L'hélium est un gaz léger, incolore, inodore et non toxique. Ce n'est pas forcément le nom rêvé pour une formation de rock/metal, surtout quand on se souvient en ricanant des altérations rigolotes qu'il opère sur la voix. Pourtant, ce nom sied fort bien à cette formation parisienne, jeune et déjà entreprenante.
Formé en 2008, on peut se demander si enregistrer un premier EP en 2009 n'est pas quelque part brûler les étapes, avoir les yeux plus gros que le ventre, le son étant tout juste dégrossi en live et la formation voyant son line-up tout juste soudé. Une initiative qui peut paraître ambitieuse ou suicidaire de nos jours, mais qui, finalement, est très bien menée par le jeune groupe, impressionnant de maîtrise et de confiance.
En effet, il est difficile de rester insensible à la mélodie de guitare acoustique qui ouvre le morceau
Talk To Me, entre
Opeth et
Jeff Buckley dans l'esprit. Une mélodie simple mais envoûtante, limite doucereuse, qui dessine une ambiance un peu triste, toute en nuances, allant plus vers le gris que le noir. Le chant de Wire se place, subtilement et on reste en arrêt face à cette voix chaude et mélancolique, superbe. L'homme est impressionnant, il véhicule des sentiments en susurrant, puis en haussant le ton sans donner l'impression une seule fois de forcer. Tout du long, il sera l'un des hommes à suivre, mais ce serait in juste de focaliser la réussite de l'ensemble sur sa seule personne. Le chanteur apparait souvent comme le guide spirituel pour l'auditeur.
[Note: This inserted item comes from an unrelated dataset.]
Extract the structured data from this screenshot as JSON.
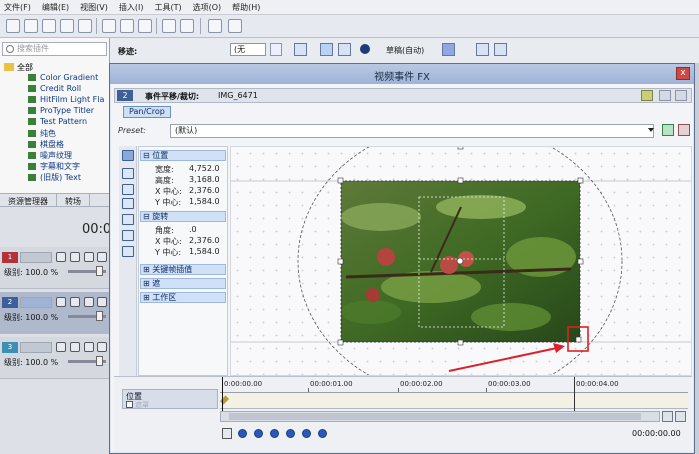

Ici, il faut également se pencher sur le reste de la formation.
Helium pratique une musique héritée des années 90, entre grunge, fusion et rock progressif ou non. La section rythmique se veut donc vigilante, apportant une bonne dose de groove alliée à une maîtrise carrée de cet art. La batterie claque, avec des cymbales qui résonnent longtemps, accompagnée par une basse qui ronfle agréablement. Du pain béni pour les deux guitaristes qui tricotent soigneusement leurs riffs. Rien de bien spectaculaire, non. Il y a un feeling derrière tout cela, entre acoustique et électrique, qui veut que le groupe ne cherche pas à se prendre la tête, ni à ennuyer l'auditeur. Certains passages tendent vers des lignes résolument funky (
Drown), d'autres voient les guitares se faire de plus en plus acérées (
Wind Currents) et chaque morceau a son moment de gloire, aucun n'est désespérément muet, aucun ne sombre dans une facilité stylistique. Les soli sont concis mais utiles à l'ensemble et des sonorités plus electro dans l'âme viennent s'incruster sans dénaturer le son de base.
Helium a choisi d'apporter des samples pour donner un cachet résolument moderne à sa musique née des années 90. Parfois plus rock que résolument metal, le groupe saura plaire à un public très large, pour peu qu'on lui laisse sa chance. Et si ce maxi se veut le prélude d'un album plus conséquent, on ose espérer un disque d'une qualité similaire, voire encore meilleur, vu que malgré sa courte durée (six titres pour à peu près une demi-heure), la barre a été placée assez haut. Chapeau bas.